Bahasa Indonesia adalah bahasa melayu yang dijadikan
sebagai bahasa resmi negara Republik Indonesia dan bahasa persatuan bahasa
Indonesia. Bahasa Indonesia diresmikan penggunaannya setelah Proklamasi
Kemerdekaan Indonesia, tepatnya sehari sesudahnya, bersamaan dengan mulai
berlaku konstitusi. Bahasa Indonesia telah digunakan dalam kehidupan sehari
- hari termasuk dalam media elektronik
dan media cetak.
Media
adalah bentuk jamak dari medium yang berarti tengah atau
perantara. Massa berasal dari bahasa Inggris yaitu mass yang berarti kelompok
atau kumpulan. Dengan demikian, pengertian media massa adalah perantara
atau alat-alat yang digunakan oleh massa dalam hubungannya satu sama lain
(Soehadi, 1978:38). Dengan kata lain media massa adalah channel,
media/medium, saluran, sarana, atau alat yang dipergunakan dalam proses
komunikasi massa, yakni komunikasi yang diarahkan kepada orang banyak (channel
of mass communication) misalnya
misalnya
radio, televisi, dan surat kabar. Media massa juga akan berkembang dengan
adanya perubahan jaman seperti di era globalisasi sekarang ini.
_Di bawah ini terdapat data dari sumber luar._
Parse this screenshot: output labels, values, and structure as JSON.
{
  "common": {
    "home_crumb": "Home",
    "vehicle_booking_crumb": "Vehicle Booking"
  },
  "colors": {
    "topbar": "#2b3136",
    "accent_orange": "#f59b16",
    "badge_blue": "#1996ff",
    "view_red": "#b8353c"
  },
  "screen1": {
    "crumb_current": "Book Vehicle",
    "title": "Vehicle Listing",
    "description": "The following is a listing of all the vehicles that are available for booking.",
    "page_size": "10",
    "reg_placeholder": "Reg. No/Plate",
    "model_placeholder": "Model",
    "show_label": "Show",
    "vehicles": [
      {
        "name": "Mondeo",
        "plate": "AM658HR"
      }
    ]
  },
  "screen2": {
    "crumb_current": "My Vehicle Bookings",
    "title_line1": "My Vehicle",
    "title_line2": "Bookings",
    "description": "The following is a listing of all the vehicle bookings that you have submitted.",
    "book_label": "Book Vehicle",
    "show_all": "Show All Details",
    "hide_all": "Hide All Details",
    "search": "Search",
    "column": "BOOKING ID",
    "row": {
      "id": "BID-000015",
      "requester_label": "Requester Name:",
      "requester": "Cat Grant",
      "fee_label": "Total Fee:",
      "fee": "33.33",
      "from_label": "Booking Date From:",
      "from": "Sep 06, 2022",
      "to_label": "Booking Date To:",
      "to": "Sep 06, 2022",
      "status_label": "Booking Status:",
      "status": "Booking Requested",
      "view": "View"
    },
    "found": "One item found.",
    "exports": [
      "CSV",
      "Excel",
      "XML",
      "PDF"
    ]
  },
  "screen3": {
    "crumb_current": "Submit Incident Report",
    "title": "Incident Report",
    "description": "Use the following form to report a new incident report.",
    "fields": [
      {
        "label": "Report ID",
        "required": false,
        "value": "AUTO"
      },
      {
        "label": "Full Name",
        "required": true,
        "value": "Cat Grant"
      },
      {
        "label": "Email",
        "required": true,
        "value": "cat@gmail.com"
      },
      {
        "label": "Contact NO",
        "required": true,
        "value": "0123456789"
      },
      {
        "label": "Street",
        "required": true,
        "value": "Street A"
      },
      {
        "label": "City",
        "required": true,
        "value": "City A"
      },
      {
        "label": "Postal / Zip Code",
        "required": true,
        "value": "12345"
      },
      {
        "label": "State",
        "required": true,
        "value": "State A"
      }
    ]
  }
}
Era globalisasi dapat dijelaskan
dari dua kata yang membangunnya yakni kata “era” dan “globalisasi”. Era berarti
zaman atau kurun waktu, sementara globalisasi berarti proses mengglobal atau
mendunia. Dengan demikian era globalisasi berarti zaman yang di dalamnya
terjadi proses mendunia. Proses mendunia ini yang terjadi
sejak tahun 1980-an itu terjadi di berbagai bidang atau aspek kehidupan
manusia, misalnya di bidang politik, sosial, ekonomi, agama, dan terutama
sekali globalisasi di bidang teknologi.
Seiring
dengan maraknya globalisasi sekarang ini yang ditandai dengan kemajuan ilmu
pengetahuan dan teknologi, penggunaan bahasa Indonesia dengan baik dan benar
pada khalayak umum mulai diabaikan. Hal ini dapat mempengaruhi keberadaan
bahasa Indonesia di kalangan masyarakat mulai memudar dan tidak dipedulikan
lagi aturan dalam penggunannya, karena masyarakat tidak lagi menggunakan bahasa
Indonesia dengan baik dan benar khususnya penggunaan bahasa di dalam media
massa. Bahasa Indonesia yang digunakan dalam media massa juga sangat
mempengaruhi kebiasaan berbahasa para pengkonsumsi media massa. Jika bahasa
Indonesia yang digunakan dalam media massa tersebut tidak sesuai dengan kaidah,
hal ini akan merusak penggunaan bahasa Indonesia. Pada umumnya bahasa yang
digunakan pada saat siaran langsung tidak ada peran penyunting untuk
memperbaiki penggunaan bahasa Indonesia. Keadaan yang berbeda dengan surat
kabar yang selalu disunting oleh redaktur penyunting, sehingga kualitas
penggunaan bahasa Indonesianya sudah lebih baik.
Dengan
latar belakang yang ada dapat disimpulkan bahwa batasan masalah yang ada adalah
perkembangan bahasa Indonesia di media massa pada era globalisasi, ragam bahasa
jurnalistik pada media massa, kesalahan berbahasa dalam jurnalistik, gaya
bahasa yang disakijakan untuk informasi pada media massa.
1.2 Rumusan Masalah
1.
Bagaimana
perkembangan bahasa Indonesia pada media massa di era globalisasi?
2.
Bagaimana
ragam bahasa jurnalistik pada media massa di Indonesia?
3.
Apa
saja bentuk kesalahan berbahasa dalam jurnalistik yang tidak sesuai dengan
kaidah bahasa Indonesia baku?
4.
Bagaimana
gaya bahasa yang baik untuk informasi yang disajikan oleh media massa?
1.3 Tujuan
1. Mendeskripsikan perkembangan
bahasa Indonesia pada media massa di era globalisasi.
2. Mendeskripsikan
ragam bahasa jurnalistik pada media massa di Indonesia.
3. Mendeskripsikan bentuk
kesalahan berbahasa dalam jurnalistik yang tidak sesuai dengan kaidah bahasa
Indonesia baku.
4. Mendeskripsikan
gaya bahasa jurnalistik yang baik untuk informasi yang disajikan dalam media
massa.
BAB
II
PEMBAHASAN
2.1 Perkembangan bahasa Indonesia
pada media massa di era globalisasi
Ada ungkapan yang menyatakan bahwa bahasa
merupakan pembuka dan penyebar pengetahuan. Hal itu dimungkinkan karena
perkembangan pengetahuan, termasuk kebudayaan dan teknologi, yang semakin
cepat dan pesat tidak akan tersebar luas tanpa adanya sarana yang dapat
digunakan untuk menyebarluaskannya. Salah satu sarana tersebut adalah bahasa.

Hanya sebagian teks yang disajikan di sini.